Edvard Munch, "The Sick Child," 1885-86

Edvard Munch, “The Sick Child,” 1885-86

My mother died when she was a year older than I am now: much too young. I can’t remember her without seeing, almost like a light beneath her skin, the banked fires of things undone. The memories don’t grow easier. I cannot read Paul Celan‘s poems about his lost mother without breaking into uncontrollable tears:

Rain cloud, above the well do you hover?
My quiet mother weeps for everyone.

Oaken door, who lifted you off your hinges?
My gentle mother cannot return.

Celan’s mother died in the Holocaust, in Transnistria. It’s presumptuous to compare personal loss to historical catastrophe. But loss is what it is, always different in its circumstances and in other ways always the same. My mother died because her body failed her. It was part of a world in which she’d suffered, and also where she had a relative degree of safety: a world where she had tried to compensate for both by a constant, wearing labor of compassion. It didn’t matter. My mother died because her body was part of the world, and the world is perishing.

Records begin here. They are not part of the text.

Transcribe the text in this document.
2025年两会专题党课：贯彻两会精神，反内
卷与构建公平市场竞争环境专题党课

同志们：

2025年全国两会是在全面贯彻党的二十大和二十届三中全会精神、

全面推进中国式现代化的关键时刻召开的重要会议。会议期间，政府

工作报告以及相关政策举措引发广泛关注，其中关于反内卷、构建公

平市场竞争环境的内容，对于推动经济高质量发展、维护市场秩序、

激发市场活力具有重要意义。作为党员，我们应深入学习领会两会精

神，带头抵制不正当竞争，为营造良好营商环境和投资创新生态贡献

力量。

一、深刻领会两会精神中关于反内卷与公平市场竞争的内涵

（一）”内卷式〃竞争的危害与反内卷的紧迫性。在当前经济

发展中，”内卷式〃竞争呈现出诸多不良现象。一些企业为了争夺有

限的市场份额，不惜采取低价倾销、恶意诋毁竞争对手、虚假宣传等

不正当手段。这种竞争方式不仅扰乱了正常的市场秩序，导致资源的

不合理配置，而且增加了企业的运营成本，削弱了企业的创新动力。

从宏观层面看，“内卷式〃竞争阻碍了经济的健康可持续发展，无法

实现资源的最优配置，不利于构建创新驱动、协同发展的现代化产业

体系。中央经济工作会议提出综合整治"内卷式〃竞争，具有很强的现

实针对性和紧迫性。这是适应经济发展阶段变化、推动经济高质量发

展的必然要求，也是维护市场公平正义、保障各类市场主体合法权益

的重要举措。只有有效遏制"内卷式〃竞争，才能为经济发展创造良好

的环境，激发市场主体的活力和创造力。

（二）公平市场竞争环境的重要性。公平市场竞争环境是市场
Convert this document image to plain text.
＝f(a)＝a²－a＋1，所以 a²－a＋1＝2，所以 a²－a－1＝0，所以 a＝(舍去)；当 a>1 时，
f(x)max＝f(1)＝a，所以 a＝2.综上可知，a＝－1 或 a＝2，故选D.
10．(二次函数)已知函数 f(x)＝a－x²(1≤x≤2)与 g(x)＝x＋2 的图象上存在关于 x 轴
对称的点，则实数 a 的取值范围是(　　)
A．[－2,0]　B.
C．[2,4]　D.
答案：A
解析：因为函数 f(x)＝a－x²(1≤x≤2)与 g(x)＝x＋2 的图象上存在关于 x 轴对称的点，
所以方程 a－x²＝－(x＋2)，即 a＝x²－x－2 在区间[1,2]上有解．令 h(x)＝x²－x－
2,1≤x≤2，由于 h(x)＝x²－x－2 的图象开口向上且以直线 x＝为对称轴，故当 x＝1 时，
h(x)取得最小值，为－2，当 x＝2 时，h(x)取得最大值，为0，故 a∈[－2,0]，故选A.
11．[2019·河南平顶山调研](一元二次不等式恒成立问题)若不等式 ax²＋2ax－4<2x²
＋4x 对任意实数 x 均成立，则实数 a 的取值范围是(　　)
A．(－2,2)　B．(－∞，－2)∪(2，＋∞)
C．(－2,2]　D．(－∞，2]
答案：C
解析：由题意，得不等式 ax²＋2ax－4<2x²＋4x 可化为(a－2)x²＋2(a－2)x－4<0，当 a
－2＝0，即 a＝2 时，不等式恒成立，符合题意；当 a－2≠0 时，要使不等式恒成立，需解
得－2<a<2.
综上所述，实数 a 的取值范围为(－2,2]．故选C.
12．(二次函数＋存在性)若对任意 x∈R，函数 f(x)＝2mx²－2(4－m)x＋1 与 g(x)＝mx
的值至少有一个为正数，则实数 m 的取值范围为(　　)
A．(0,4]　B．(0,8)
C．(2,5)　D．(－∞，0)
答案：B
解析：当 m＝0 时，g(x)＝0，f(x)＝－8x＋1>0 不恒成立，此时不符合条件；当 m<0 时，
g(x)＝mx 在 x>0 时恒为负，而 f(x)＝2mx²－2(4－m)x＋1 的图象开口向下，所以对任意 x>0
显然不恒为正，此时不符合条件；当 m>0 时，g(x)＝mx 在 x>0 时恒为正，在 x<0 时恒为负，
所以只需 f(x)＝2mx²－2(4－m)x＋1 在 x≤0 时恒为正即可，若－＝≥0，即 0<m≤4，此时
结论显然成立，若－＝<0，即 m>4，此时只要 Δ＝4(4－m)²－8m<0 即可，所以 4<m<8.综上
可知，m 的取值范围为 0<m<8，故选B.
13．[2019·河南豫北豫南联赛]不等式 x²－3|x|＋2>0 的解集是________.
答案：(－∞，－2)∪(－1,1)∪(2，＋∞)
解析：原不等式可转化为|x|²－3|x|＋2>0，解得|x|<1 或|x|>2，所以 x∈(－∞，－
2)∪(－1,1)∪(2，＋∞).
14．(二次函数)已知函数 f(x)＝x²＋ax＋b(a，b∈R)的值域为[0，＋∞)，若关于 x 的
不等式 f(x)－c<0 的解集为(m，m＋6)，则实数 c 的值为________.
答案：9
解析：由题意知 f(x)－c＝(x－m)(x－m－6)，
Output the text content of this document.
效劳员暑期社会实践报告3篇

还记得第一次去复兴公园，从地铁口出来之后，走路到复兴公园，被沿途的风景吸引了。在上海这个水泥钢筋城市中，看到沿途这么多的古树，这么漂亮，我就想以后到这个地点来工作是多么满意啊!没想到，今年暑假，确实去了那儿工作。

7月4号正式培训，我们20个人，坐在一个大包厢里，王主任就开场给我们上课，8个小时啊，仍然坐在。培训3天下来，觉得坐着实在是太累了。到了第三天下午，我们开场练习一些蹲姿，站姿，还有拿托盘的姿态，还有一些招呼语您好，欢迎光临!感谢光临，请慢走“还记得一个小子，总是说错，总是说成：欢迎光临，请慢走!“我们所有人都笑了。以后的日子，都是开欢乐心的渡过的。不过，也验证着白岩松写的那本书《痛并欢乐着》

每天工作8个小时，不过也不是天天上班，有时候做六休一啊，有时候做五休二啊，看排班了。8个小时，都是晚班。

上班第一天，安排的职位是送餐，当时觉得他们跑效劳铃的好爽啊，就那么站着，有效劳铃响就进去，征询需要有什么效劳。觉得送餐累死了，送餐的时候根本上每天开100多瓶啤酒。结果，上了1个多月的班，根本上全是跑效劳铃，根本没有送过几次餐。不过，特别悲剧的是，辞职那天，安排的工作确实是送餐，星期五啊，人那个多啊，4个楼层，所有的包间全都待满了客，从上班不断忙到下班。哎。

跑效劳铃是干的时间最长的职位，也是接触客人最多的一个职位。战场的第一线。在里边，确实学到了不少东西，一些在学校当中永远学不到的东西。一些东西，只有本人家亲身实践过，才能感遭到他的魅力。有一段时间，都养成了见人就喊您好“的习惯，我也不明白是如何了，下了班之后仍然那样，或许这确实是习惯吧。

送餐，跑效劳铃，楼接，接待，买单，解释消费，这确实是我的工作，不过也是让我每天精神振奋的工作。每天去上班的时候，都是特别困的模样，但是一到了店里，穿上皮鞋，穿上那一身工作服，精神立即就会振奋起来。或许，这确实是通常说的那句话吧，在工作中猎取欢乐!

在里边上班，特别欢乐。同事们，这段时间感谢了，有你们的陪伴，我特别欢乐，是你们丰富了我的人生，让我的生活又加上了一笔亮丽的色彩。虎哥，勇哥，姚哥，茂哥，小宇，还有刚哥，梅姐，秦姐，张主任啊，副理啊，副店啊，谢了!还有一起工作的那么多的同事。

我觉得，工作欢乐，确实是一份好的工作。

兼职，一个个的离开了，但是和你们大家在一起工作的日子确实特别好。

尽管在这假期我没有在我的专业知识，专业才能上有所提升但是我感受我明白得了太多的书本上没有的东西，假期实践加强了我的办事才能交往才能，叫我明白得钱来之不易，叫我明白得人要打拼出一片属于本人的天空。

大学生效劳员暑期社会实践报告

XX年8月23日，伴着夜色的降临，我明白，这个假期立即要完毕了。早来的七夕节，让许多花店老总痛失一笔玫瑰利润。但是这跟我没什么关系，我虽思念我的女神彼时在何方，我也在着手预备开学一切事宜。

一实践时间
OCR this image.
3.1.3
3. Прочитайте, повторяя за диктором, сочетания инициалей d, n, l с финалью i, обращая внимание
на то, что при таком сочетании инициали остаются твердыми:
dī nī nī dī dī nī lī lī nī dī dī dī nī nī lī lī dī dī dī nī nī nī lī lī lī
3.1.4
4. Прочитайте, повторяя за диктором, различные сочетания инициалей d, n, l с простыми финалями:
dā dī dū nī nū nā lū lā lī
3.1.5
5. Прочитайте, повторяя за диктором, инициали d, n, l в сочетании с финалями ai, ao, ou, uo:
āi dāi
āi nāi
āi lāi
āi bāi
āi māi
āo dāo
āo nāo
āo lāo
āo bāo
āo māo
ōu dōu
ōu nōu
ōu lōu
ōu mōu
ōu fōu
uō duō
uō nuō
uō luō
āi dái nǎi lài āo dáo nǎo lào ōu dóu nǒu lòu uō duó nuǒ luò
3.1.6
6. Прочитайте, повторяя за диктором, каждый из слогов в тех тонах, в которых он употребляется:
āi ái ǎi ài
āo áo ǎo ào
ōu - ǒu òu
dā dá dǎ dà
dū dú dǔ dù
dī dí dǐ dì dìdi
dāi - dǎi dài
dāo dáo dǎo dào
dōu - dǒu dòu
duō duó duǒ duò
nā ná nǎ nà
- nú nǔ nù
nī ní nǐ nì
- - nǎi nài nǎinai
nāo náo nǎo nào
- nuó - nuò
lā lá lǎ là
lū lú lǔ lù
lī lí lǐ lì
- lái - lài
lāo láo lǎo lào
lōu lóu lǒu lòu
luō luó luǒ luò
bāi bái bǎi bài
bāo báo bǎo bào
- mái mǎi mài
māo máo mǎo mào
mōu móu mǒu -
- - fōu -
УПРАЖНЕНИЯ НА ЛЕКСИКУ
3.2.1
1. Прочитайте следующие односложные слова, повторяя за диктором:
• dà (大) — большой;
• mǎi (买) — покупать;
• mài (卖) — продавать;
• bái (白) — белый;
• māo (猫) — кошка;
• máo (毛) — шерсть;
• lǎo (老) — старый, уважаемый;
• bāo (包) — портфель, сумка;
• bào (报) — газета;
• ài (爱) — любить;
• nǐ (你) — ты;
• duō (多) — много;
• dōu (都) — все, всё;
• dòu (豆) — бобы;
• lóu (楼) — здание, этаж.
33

It’s strange that I’ve spent so much of the years since then working on things like “sexual rights” and “bodily autonomy.” Bodily autonomy is a beautiful ideal. Like so much in human rights, it gestures toward a vision of a perfect cosmos, lit by Platonic concepts that burn in the corridors like inexhaustible candles. Yet our bodies are not autonomous. Our bodies are part of the world. They are subject to its vicissitudes, implicated in its weakness, its injustices, its power, its deaths. They live with the world’s joys and fail with its wrongs. This is a fact, not a lesson. It can be said; it can’t be learned. I will only learn it by dying.